In a little while, Joseph’s breathing fell into a regular rhythm, and I assumed he’d gone to sleep. I lay awake longer, listening to the rain drip from the eaves and thinking of the big map that hung from the top of the chalkboard in my primary school in Wilton, Connecticut, so many years ago, back in the days of cars, television, and air-conditioning. The states on this map were muted tones of pink, green, and yellow. Over it hung the flag that we pledged our allegiance to every single morning. “One nation, under God, indivisible…”
In the morning, the sky had been swept clean again and, of course, the heat was rising. I had kept the bandana on my hand overnight and, when I took it off before breakfast, was astonished to see that a florid pink spot on my palm was all that remained of the blister. A new layer of skin had seemingly grown over the spot.
Minor joined us from the stable for a breakfast of fresh eggs, smoked fish, and corn bread downstairs, again paid for in silver coin. The animals were rested, watered, and ready, he said. He had straw in his hair from bedding down in the stable, but he didn’t complain about his duties.

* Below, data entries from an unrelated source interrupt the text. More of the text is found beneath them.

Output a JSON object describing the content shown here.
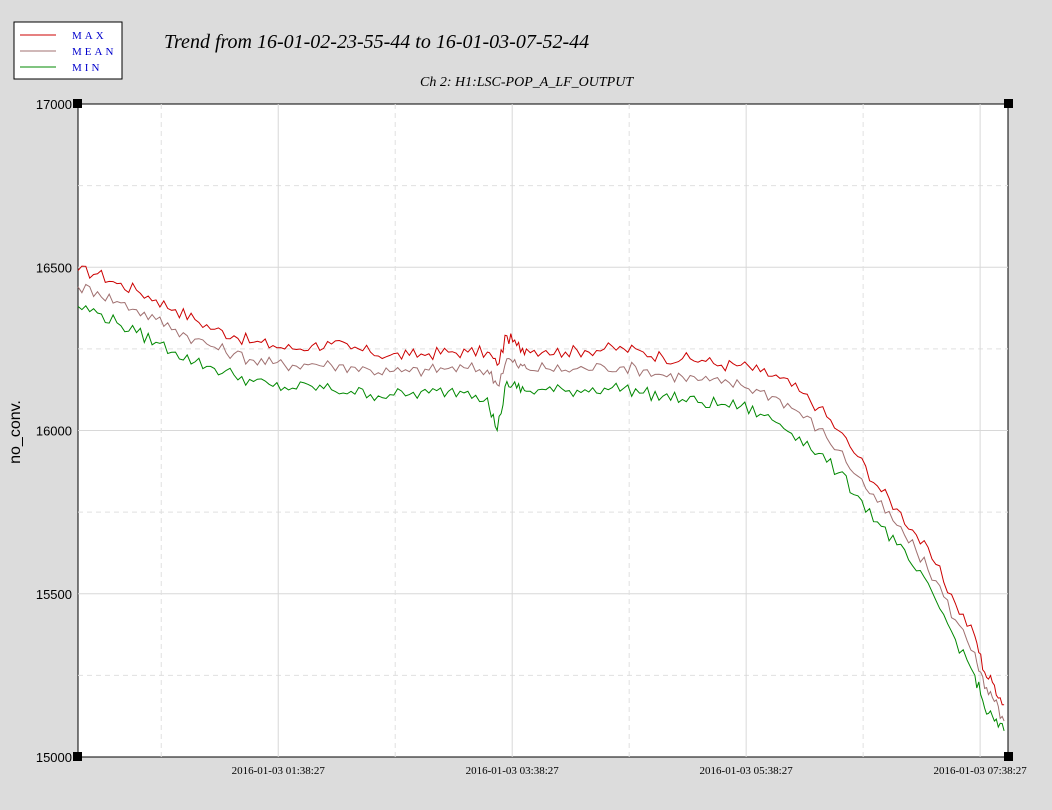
{
  "chart_data": {
    "type": "line",
    "title": "Trend from 16-01-02-23-55-44 to 16-01-03-07-52-44",
    "subtitle": "Ch 2: H1:LSC-POP_A_LF_OUTPUT",
    "ylabel": "no_conv.",
    "ylim": [
      15000,
      17000
    ],
    "y_ticks": [
      "15000",
      "15500",
      "16000",
      "16500",
      "17000"
    ],
    "x_tick_labels": [
      "2016-01-03 01:38:27",
      "2016-01-03 03:38:27",
      "2016-01-03 05:38:27",
      "2016-01-03 07:38:27"
    ],
    "x_unit": "minutes since 2016-01-02 23:55:44",
    "x_range": [
      0,
      477
    ],
    "x_tick_minutes": [
      102.7,
      222.7,
      342.7,
      462.7
    ],
    "grid": true,
    "legend_position": "top-left",
    "series": [
      {
        "name": "MAX",
        "color": "#cc0000",
        "x": [
          0,
          10,
          20,
          30,
          40,
          50,
          60,
          70,
          80,
          90,
          100,
          110,
          120,
          130,
          140,
          150,
          160,
          170,
          180,
          190,
          200,
          210,
          215,
          220,
          225,
          230,
          240,
          250,
          260,
          270,
          280,
          290,
          300,
          310,
          320,
          330,
          340,
          350,
          360,
          370,
          380,
          390,
          400,
          410,
          420,
          430,
          440,
          450,
          460,
          465,
          470,
          475
        ],
        "values": [
          16490,
          16480,
          16450,
          16430,
          16400,
          16370,
          16340,
          16310,
          16290,
          16270,
          16260,
          16250,
          16260,
          16265,
          16250,
          16240,
          16230,
          16230,
          16235,
          16240,
          16240,
          16240,
          16200,
          16290,
          16260,
          16250,
          16245,
          16240,
          16245,
          16250,
          16250,
          16240,
          16225,
          16220,
          16215,
          16200,
          16200,
          16180,
          16160,
          16120,
          16070,
          16000,
          15920,
          15830,
          15760,
          15680,
          15590,
          15470,
          15370,
          15260,
          15220,
          15160
        ]
      },
      {
        "name": "MEAN",
        "color": "#a07070",
        "x": [
          0,
          10,
          20,
          30,
          40,
          50,
          60,
          70,
          80,
          90,
          100,
          110,
          120,
          130,
          140,
          150,
          160,
          170,
          180,
          190,
          200,
          210,
          215,
          220,
          225,
          230,
          240,
          250,
          260,
          270,
          280,
          290,
          300,
          310,
          320,
          330,
          340,
          350,
          360,
          370,
          380,
          390,
          400,
          410,
          420,
          430,
          440,
          450,
          460,
          465,
          470,
          475
        ],
        "values": [
          16440,
          16425,
          16395,
          16370,
          16340,
          16310,
          16280,
          16255,
          16235,
          16215,
          16205,
          16200,
          16205,
          16200,
          16195,
          16185,
          16180,
          16180,
          16185,
          16190,
          16190,
          16185,
          16140,
          16220,
          16200,
          16190,
          16190,
          16185,
          16190,
          16195,
          16195,
          16185,
          16170,
          16165,
          16155,
          16145,
          16140,
          16120,
          16095,
          16055,
          16005,
          15940,
          15860,
          15780,
          15710,
          15630,
          15540,
          15420,
          15320,
          15210,
          15170,
          15110
        ]
      },
      {
        "name": "MIN",
        "color": "#008800",
        "x": [
          0,
          10,
          20,
          30,
          40,
          50,
          60,
          70,
          80,
          90,
          100,
          110,
          120,
          130,
          140,
          150,
          160,
          170,
          180,
          190,
          200,
          210,
          215,
          220,
          225,
          230,
          240,
          250,
          260,
          270,
          280,
          290,
          300,
          310,
          320,
          330,
          340,
          350,
          360,
          370,
          380,
          390,
          400,
          410,
          420,
          430,
          440,
          450,
          460,
          465,
          470,
          475
        ],
        "values": [
          16380,
          16360,
          16330,
          16300,
          16270,
          16240,
          16210,
          16190,
          16170,
          16150,
          16135,
          16130,
          16135,
          16125,
          16120,
          16110,
          16110,
          16110,
          16115,
          16120,
          16120,
          16100,
          16000,
          16150,
          16130,
          16120,
          16125,
          16120,
          16125,
          16130,
          16130,
          16115,
          16105,
          16095,
          16085,
          16080,
          16075,
          16050,
          16020,
          15980,
          15930,
          15870,
          15800,
          15720,
          15650,
          15570,
          15480,
          15360,
          15250,
          15150,
          15110,
          15080
        ]
      }
    ]
  }
}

I showed Minor my hand and asked him how it was possible that such an injury could actually heal overnight.
“Solomon’s seal has powers,” he said. “But you add a little Jesus juice to the mix and that puts her in overdrive, so to say.”
It wasn’t an explanation that squared with my understanding of how reality worked. But I couldn’t argue with the results either.

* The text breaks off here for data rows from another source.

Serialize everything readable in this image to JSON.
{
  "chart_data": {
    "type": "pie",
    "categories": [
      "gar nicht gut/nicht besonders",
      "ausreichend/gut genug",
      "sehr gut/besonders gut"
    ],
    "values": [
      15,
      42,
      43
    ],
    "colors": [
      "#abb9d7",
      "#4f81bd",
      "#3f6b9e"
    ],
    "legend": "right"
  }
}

“I’m grateful to you,” I said.
We decided over our meal to devote the early hours of the day to shopping for wholesale goods and necessities along Commercial Row. New Faith needed everything from salt in quantity to candlewicks. I wanted to find machine-made paper and good steel pen nibs for the town so we could resume recording things again in a coherent way, medical supplies for Jerry Copeland, and whatever else I could scrounge up. We didn’t have a whole lot of cargo space in the donkey cart. After that, we’d break into two groups and search the wharves for the Elizabeth. If we found her, perhaps we could bring more goods back to Union Grove. But that remained to be seen.
When we turned out onto the street, the first thing we saw was the figure of a large man seated in the dirt, slumped against a rain barrel across the way with a hog rooting in his lap. The figure was inert. As we came closer, we could see a vivid red and gray mess of stuff that looked like sausage links in his lap, where the pig was rooting. Seth sent the animal off squealing with a blow across the hams with the flat of his sword.
“He’s dead,” Elam said. “Why, I’ll be dog.”
“What?” Joseph said.
“This is that same drover we took that jenny off of. Lookit.”
Elam took a kerchief rag out of his pocket and used it to hold the dead man’s head up at the chin for us all to see. The face was distorted in death, and the whites of his still-open eyes were shot through with blood as if he had suffered a severe blow to his head. But it apparently was indeed the same man we’d quarreled with at the Waterford bridge.
“I believe you’re right,” Seth said. “That’d be the one.”